Corey Baldwin
- Birth name: Corey Baldwin
- Date of birth: 13 October 1998 (age 26)
- Place of birth: Surrey, England
- Height: 1.83 m (6 ft 0 in)
- Weight: 99 kg (15 st 8 lb; 218 lb)
- School: Ysgol Bro Dinefwr
- University: Swansea

Rugby union career
- Position(s): Outside Centre Wing

Senior career
- Years: Team / Apps / (Points)
- 2016–2019: Llandovery / 17 / (70)
- 2016–2019: Scarlets / 18 / (15)
- 2019: Llanelli / 1 / (0)
- 2020–2021: Exeter Chiefs / 5 / (0)
- 2021–2023: Scarlets / 9 / (15)
- 2023–2024: Dragons / 7 / (10)
- 2025–: Llandovery /  / ()

International career
- Years: Team / Apps / (Points)
- 2017: Wales U20 / 11

= Corey Baldwin =

Welsh rugby union player

Corey Baldwin (born 13 October 1998) is a Welsh rugby union player who plays for Llandovery RFC as a winger/centre. Baldwin has previously played for Scarlets, Exeter Chiefs, and Dragons.

== Professional career ==
Baldwin made his senior debut in 2016 for Llandovery against Bedwas as a replacement.
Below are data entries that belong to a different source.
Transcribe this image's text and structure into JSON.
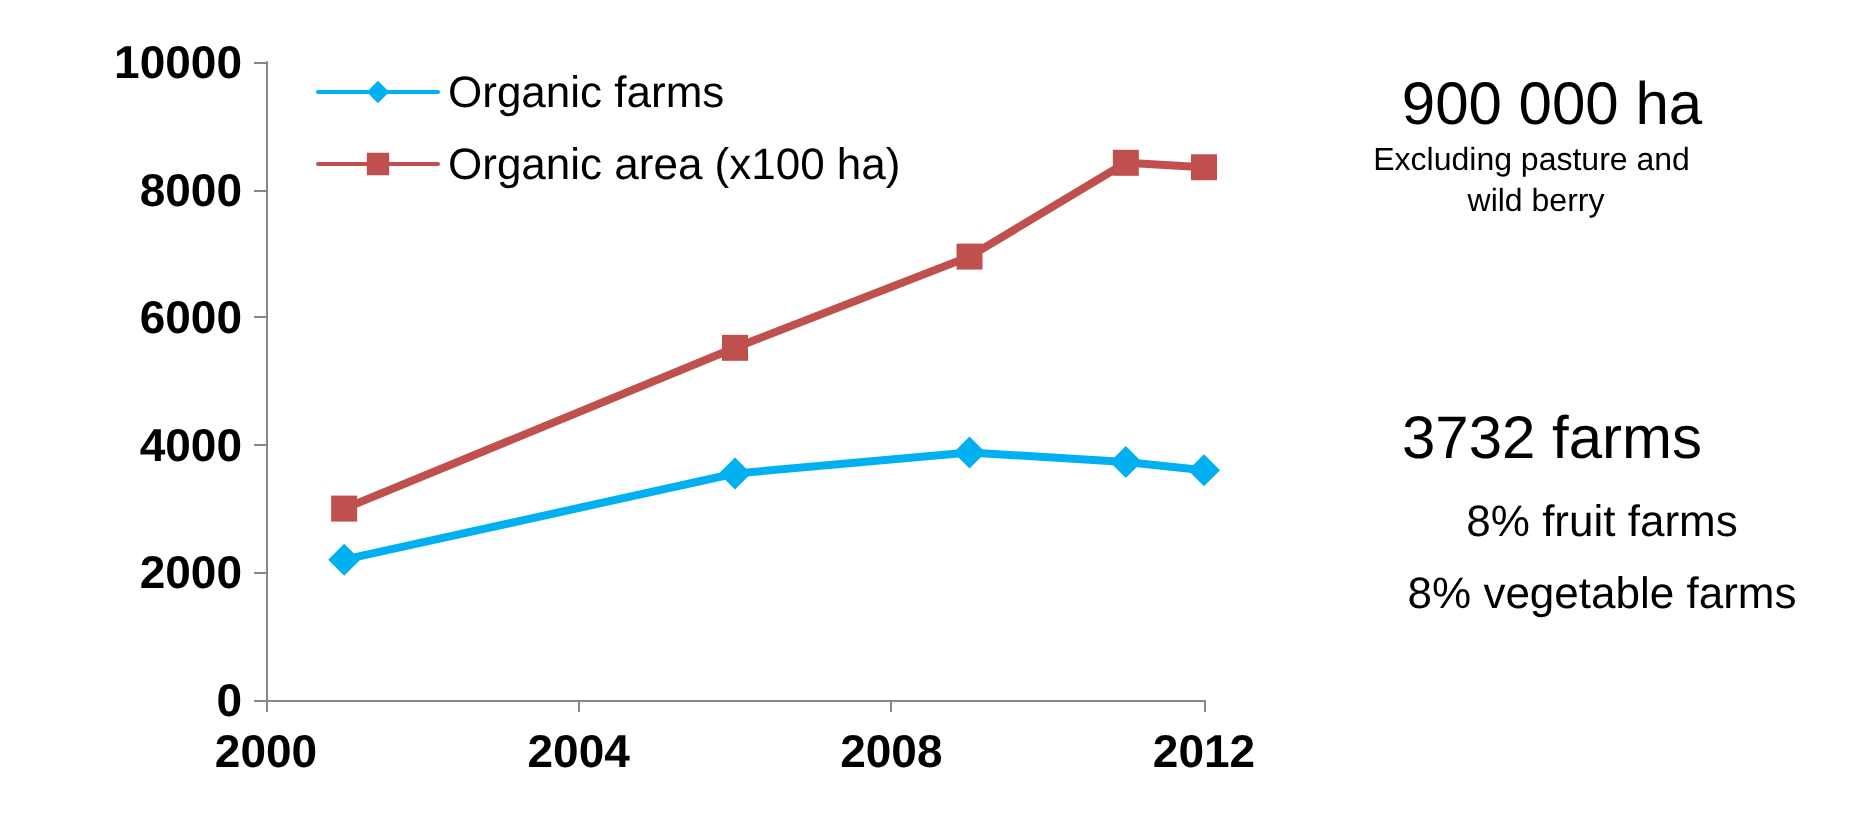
{
  "chart_data": {
    "type": "line",
    "x": [
      2001,
      2006,
      2009,
      2011,
      2012
    ],
    "series": [
      {
        "name": "Organic farms",
        "color": "#00b0f0",
        "marker": "diamond",
        "values": [
          2200,
          3550,
          3880,
          3730,
          3600
        ]
      },
      {
        "name": "Organic area (x100 ha)",
        "color": "#c0504d",
        "marker": "square",
        "values": [
          3000,
          5520,
          6950,
          8420,
          8350
        ]
      }
    ],
    "xlim": [
      2000,
      2012
    ],
    "xticks": [
      2000,
      2004,
      2008,
      2012
    ],
    "ylim": [
      0,
      10000
    ],
    "yticks": [
      0,
      2000,
      4000,
      6000,
      8000,
      10000
    ],
    "grid": false,
    "legend": "top left",
    "line_style": "solid",
    "annotations": [
      "900 000 ha",
      "Excluding pasture and wild berry",
      "3732 farms",
      "8% fruit farms",
      "8% vegetable farms"
    ]
  }
}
Just a month later, he made his debut for the Scarlets, scoring a try in the Anglo-Welsh Cup game against the Newport Gwent Dragons.
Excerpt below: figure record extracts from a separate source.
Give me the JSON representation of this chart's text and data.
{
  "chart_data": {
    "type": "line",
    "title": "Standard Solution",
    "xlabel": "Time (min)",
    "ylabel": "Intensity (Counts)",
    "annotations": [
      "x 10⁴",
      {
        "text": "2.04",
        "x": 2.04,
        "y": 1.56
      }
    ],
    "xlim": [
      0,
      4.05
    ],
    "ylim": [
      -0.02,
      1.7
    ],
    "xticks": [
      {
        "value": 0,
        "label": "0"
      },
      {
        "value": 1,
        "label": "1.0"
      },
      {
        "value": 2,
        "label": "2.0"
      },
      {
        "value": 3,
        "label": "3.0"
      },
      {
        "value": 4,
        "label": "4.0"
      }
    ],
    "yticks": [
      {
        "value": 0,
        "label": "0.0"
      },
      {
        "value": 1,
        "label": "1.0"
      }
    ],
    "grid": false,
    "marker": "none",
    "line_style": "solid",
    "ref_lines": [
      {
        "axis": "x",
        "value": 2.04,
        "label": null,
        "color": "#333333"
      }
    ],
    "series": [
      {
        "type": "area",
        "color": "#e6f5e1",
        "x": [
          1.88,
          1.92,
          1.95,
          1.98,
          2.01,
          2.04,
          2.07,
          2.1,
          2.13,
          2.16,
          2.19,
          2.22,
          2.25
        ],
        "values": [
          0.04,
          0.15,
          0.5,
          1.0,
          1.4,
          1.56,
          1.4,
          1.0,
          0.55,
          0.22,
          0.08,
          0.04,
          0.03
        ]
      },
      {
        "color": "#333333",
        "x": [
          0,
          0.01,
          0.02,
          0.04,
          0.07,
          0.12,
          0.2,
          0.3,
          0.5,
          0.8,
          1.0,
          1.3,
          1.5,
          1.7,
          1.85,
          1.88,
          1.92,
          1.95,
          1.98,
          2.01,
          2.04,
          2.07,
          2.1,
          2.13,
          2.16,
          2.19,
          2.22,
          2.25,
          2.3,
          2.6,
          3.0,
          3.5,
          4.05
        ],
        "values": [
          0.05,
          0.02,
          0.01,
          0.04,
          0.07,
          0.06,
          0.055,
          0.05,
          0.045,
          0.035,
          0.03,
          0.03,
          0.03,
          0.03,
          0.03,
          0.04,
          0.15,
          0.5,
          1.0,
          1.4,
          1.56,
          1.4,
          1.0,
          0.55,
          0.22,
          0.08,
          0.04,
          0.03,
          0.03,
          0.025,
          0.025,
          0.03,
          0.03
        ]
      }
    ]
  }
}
In 2017, Baldwin was named in the Wales U20 squad for the first time. Much like his Scarlets debut, Baldwin scored in his first game for the Wales U20s, which was a 65-34 victory over Scotland U20

On 2 March 2020, Baldwin joined Exeter Chiefs in the English Premiership Rugby competition from the 2020–21 season.

On 3 August 2021, Baldwin returned to his old region Scarlets in the United Rugby Championship ahead of the 2021–22 season.

Baldwin departed the Scarlets at the end of the 2022–23 season. He later signed for the Dragons. Baldwin made his debut on 21 October 2023, scoring a try as the Dragons lost to Edinburgh. Baldwin was released by the Dragons at the end of the season.

Following a year out of rugby, Baldwin rejoined Llandovery for the 2025–26 Super Rygbi Cymru season.